Breast is Best – but Not to Stop Obesity

Breastfeeding longer may not further reduce the risk of later obesity in children

(RxWiki News) When it comes to feeding your baby, it's hard to beat breast milk. A mother's milk provides a baby all the nutrients needed and is linked to various beneficial health outcomes later in life.

However, a recent study found that one of those improved outcomes is not necessarily a lower risk of obesity.

When researchers compared a large group of women who breastfed their children considerably longer than another large group of women, they found little difference between the children's weights 11 years later.

The body mass index and various other measures of obesity were approximately the same in the children of both groups of mothers.

"Ask your doctor about breastfeeding."

The study, led by Richard M. Martin, PhD, of the School of Social and Community Medicine at the University of Bristol in England, aimed to find out whether the length of time a child is breastfed has any apparent effect on the child's obesity risk.

The researchers included 17,046 mothers and their children in the study.
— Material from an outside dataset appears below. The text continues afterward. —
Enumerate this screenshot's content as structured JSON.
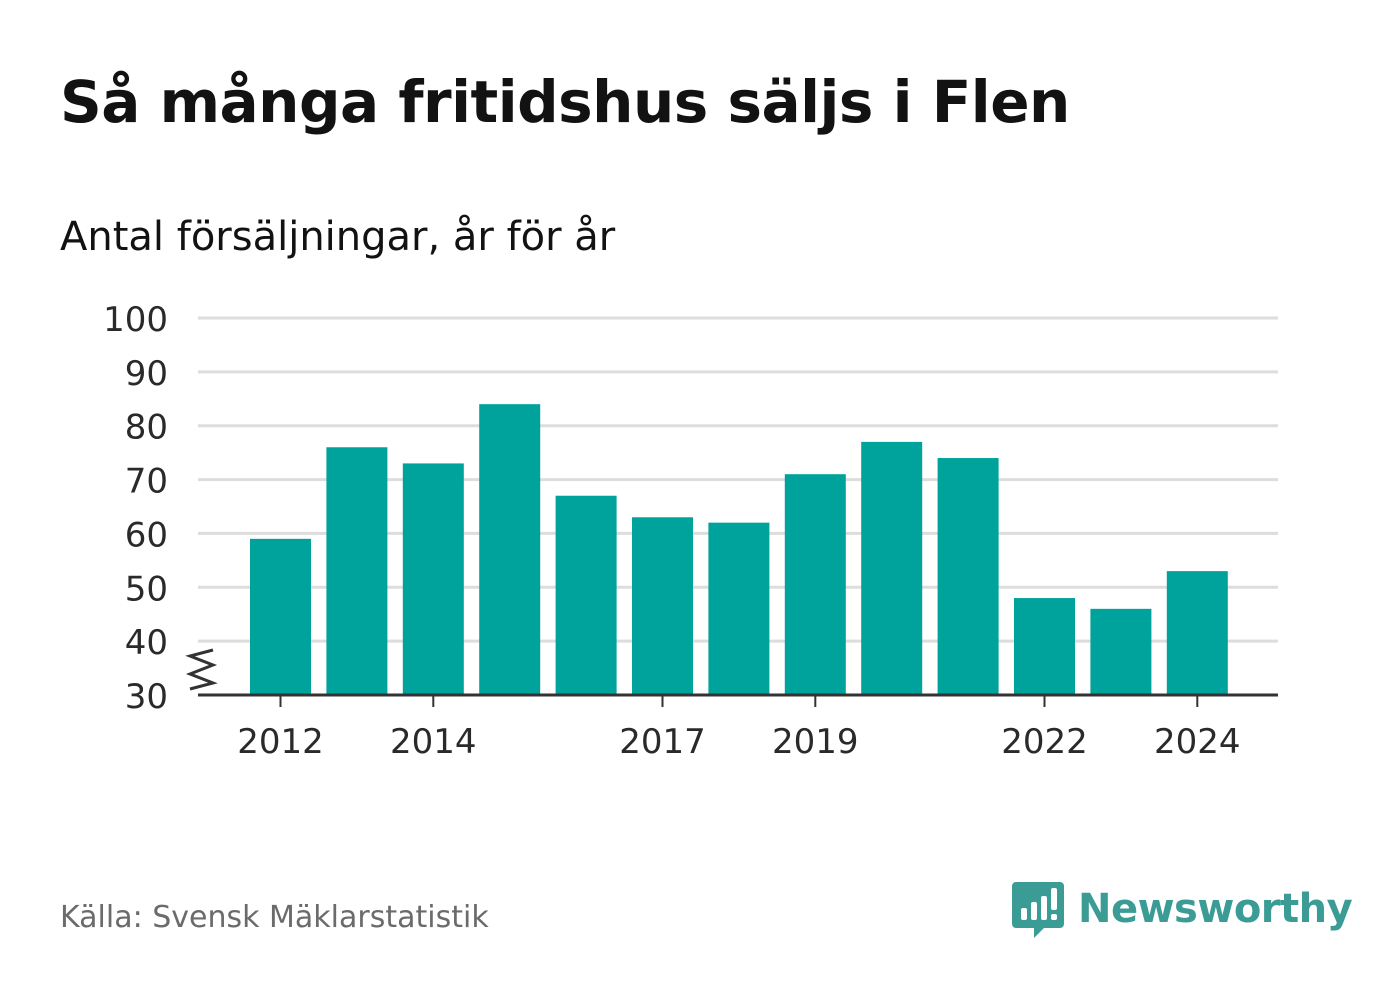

All the women were being seen at one of 31 different maternity hospitals and clinics in Belarus.

The clinics were randomly assigned to provide the women either with usual care (15 clinics) or to provide an intervention that heavily promoted breastfeeding for the mothers.

The researchers were able to follow up with 81 percent of the women over a decade later, when their children were an average age of 11.5 years old.

During the course of the study, women receiving treatment at the clinics with an especially heavy emphasis on breastfeeding were found to breastfeed their babies for longer than the women at the usual care clinics.

Six percent of the women at the usual care clinics exclusively breastfed their babies until the children were 3 months old, compared to 43 percent of the women at the clinics promoting breastfeeding.

When the children were six months old, 8 percent of the women going to the clinics with the breastfeeding intervention and 0.6 percent of the women at the usual care clinics were still exclusively breastfeeding their babies.

When the researchers followed up with the women's children nearly 12 years later, the researchers assessed the children's body mass index (BMI), fat percentage, waist circumference and skinfold thickness at the triceps. The BMI is a ratio of height to weight that is used to classify individuals' weight.

The researchers found the differences between the groups in BMI, fat percentage, skinfold thickness and waist circumference were very small. Calculations revealed that the differences were so small that they could have been due to chance.

The researchers concluded the intervention did help improve how long the women chose to breastfeed their babies exclusively. However, the strong promotion of breastfeeding did not appear to affect whether the children were overweight a decade later.

"Breastfeeding has many advantages but population strategies to increase the duration and exclusivity of breastfeeding are unlikely to curb the obesity epidemic," the researchers wrote.

The study was published March 12 in the journal JAMA. The research was funded by grants from the European Union, the Canadian Institutes of Health Research and the US National Institutes of Health.

Two authors have given a talk at the Nestle Nutrition Institute, and another has received meeting expenses from Nestle Nutrition Institute that were unrelated to this study.